An interminable search that, within the field of SCIENCE, aspires to resolve one of the most pressing challenges of Physics today: unifying the four basic forces (Gravitation, Electromagnetism, Weak Nuclear and Strong Nuclear); within RELIGION/PHILOSOPHY, seeks to revise the concepts of the Origin and End of the Cosmos-Universe; and within ART-AESTHETICS, reaches for the ABSOLUTE.
This directly justifies the eminently Mystical nature of the works included in this exhibition, an underlying facet already present in his previous pieces; that primordial “dripping”, a Cosmic Soup of shadow and light, emotions and silences, dusks, dawns and… so much life ahead. A Sublime Product that has drunk deep from the increasingly hidden springs that bubble up through the legacy of distinguished and beloved Gnostics and metaphysicists such as Mark Rothko and Joseph Mallord William Turner; especially in their most reductionist and abstract production (a century before the term ‘abstraction’ was coined as the most revolutionary and liberating artistic vanguard); a period towards the end of the artist’s life, rarely captured in images and, therefore, not as popular among the general public, in contrast with the familiar stimulation such forerunners might offer a ‘fine brush’ or ‘sublime brush’ expert such as A. C. I.

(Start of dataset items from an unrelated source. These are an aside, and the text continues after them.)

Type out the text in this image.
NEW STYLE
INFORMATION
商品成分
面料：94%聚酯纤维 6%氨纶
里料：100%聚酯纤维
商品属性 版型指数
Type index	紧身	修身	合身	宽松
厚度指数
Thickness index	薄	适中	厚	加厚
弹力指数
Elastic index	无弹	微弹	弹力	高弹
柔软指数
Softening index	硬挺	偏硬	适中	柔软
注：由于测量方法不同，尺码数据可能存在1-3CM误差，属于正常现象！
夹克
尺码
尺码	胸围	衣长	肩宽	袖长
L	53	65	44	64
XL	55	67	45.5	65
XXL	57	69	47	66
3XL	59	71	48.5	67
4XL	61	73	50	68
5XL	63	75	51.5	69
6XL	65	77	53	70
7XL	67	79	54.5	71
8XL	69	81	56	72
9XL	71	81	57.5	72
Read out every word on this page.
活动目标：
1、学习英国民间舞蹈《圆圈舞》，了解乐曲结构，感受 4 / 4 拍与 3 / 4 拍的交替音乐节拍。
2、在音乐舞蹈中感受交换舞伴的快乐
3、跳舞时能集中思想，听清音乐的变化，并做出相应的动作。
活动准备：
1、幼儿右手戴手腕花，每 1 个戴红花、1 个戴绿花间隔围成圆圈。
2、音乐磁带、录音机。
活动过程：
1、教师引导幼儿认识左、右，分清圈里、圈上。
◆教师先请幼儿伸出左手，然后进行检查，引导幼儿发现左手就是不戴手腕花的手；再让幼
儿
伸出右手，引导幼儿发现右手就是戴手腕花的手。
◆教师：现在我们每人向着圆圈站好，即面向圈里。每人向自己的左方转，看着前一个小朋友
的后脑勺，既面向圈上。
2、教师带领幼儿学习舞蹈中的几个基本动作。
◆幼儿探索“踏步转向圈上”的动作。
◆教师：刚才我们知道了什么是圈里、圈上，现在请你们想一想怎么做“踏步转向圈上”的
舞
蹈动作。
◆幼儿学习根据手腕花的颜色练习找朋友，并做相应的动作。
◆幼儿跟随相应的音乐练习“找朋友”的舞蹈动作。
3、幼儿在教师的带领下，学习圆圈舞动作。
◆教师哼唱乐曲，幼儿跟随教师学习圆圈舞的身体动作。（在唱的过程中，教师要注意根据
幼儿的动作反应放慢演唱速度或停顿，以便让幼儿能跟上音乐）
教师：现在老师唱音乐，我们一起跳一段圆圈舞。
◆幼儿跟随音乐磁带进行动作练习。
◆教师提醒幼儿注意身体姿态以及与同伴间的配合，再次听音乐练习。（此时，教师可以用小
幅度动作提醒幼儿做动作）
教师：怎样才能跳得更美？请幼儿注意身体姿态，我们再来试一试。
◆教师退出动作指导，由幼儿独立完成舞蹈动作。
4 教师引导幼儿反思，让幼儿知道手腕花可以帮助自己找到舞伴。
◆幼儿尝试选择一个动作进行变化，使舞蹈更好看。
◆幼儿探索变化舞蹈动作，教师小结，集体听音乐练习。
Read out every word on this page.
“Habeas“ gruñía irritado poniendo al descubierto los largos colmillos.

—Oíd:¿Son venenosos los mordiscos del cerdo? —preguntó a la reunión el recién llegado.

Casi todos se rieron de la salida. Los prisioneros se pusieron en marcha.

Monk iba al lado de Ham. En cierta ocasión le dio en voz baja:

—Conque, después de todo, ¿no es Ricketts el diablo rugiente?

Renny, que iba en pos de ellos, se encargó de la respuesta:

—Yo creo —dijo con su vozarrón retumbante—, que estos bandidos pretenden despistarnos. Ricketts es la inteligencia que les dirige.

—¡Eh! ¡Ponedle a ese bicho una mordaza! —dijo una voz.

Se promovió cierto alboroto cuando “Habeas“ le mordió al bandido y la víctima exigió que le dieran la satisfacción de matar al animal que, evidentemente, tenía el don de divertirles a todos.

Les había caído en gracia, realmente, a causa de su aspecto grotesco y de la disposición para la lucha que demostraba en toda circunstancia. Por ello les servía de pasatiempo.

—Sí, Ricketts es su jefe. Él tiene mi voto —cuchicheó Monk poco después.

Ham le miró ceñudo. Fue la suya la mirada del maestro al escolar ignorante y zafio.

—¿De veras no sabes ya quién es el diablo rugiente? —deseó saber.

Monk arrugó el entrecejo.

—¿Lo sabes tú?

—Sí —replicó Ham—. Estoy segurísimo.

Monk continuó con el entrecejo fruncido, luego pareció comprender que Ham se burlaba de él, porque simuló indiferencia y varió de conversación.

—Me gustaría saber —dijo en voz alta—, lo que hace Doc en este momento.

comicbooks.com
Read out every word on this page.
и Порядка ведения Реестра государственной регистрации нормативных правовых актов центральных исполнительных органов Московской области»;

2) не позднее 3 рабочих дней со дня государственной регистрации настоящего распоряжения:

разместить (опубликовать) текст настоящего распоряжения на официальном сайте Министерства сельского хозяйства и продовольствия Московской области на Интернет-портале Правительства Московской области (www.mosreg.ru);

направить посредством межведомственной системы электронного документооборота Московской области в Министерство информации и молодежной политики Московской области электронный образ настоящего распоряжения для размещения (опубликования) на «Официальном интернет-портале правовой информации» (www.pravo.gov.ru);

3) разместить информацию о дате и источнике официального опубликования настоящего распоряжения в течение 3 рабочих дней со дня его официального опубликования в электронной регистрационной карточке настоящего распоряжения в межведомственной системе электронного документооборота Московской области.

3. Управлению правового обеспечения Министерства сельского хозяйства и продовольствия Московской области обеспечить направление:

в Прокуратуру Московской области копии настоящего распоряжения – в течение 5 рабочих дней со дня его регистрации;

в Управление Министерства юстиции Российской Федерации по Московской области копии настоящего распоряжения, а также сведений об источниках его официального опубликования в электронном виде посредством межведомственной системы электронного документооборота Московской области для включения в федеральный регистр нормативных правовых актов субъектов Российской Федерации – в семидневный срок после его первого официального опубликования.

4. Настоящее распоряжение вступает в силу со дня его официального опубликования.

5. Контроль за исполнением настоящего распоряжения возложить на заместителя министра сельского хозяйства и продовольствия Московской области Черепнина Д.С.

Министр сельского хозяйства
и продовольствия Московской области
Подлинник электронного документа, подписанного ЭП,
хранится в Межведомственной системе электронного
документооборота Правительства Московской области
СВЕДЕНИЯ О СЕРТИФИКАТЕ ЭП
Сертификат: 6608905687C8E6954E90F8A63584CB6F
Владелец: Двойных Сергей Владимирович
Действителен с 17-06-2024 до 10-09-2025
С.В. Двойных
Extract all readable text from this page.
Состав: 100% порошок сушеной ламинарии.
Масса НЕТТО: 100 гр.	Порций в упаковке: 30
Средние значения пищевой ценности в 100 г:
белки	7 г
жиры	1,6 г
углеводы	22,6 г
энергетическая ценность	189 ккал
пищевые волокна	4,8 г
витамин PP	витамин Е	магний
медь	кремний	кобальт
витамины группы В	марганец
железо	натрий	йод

Following the – intentionally and provocatively late-romantic – placid harmony and serenity of his early works (Galería Stunt; La Laguna; 2013) and his proto-mystical land and sea scapes, resolved into two strips of colour, in which we see a clear and resolute displacement of his early baroque style towards more reductionist solutions, more akin to minimalism (“Horizontes”; Galería Artizar/2017), Alejandro Correa emerges, at last, with full power, a master of his artistic gift, and abruptly (for a spectator such as me, having not seen any more of his work since “Horizontes”), into the world of large-scale creations, with a collection of sizeable canvases that bear palpating, vertiginous, hypnotic and macro-cosmic (or would that be micro-cosmic) sidereal images, technically executed with his characteristic meticulousness, mastery and precision; but immersed here in a profound spirituality that, for a few weeks, will emanate, like metaphysical outpourings, from the Galería Artizar; located opposite a white-washed church that maintains and prolongs the categorical Romantic character that will always – I hope – accompany this potential great artist of the future – and who for many of us already is – Alejandro Correa Izquierdo.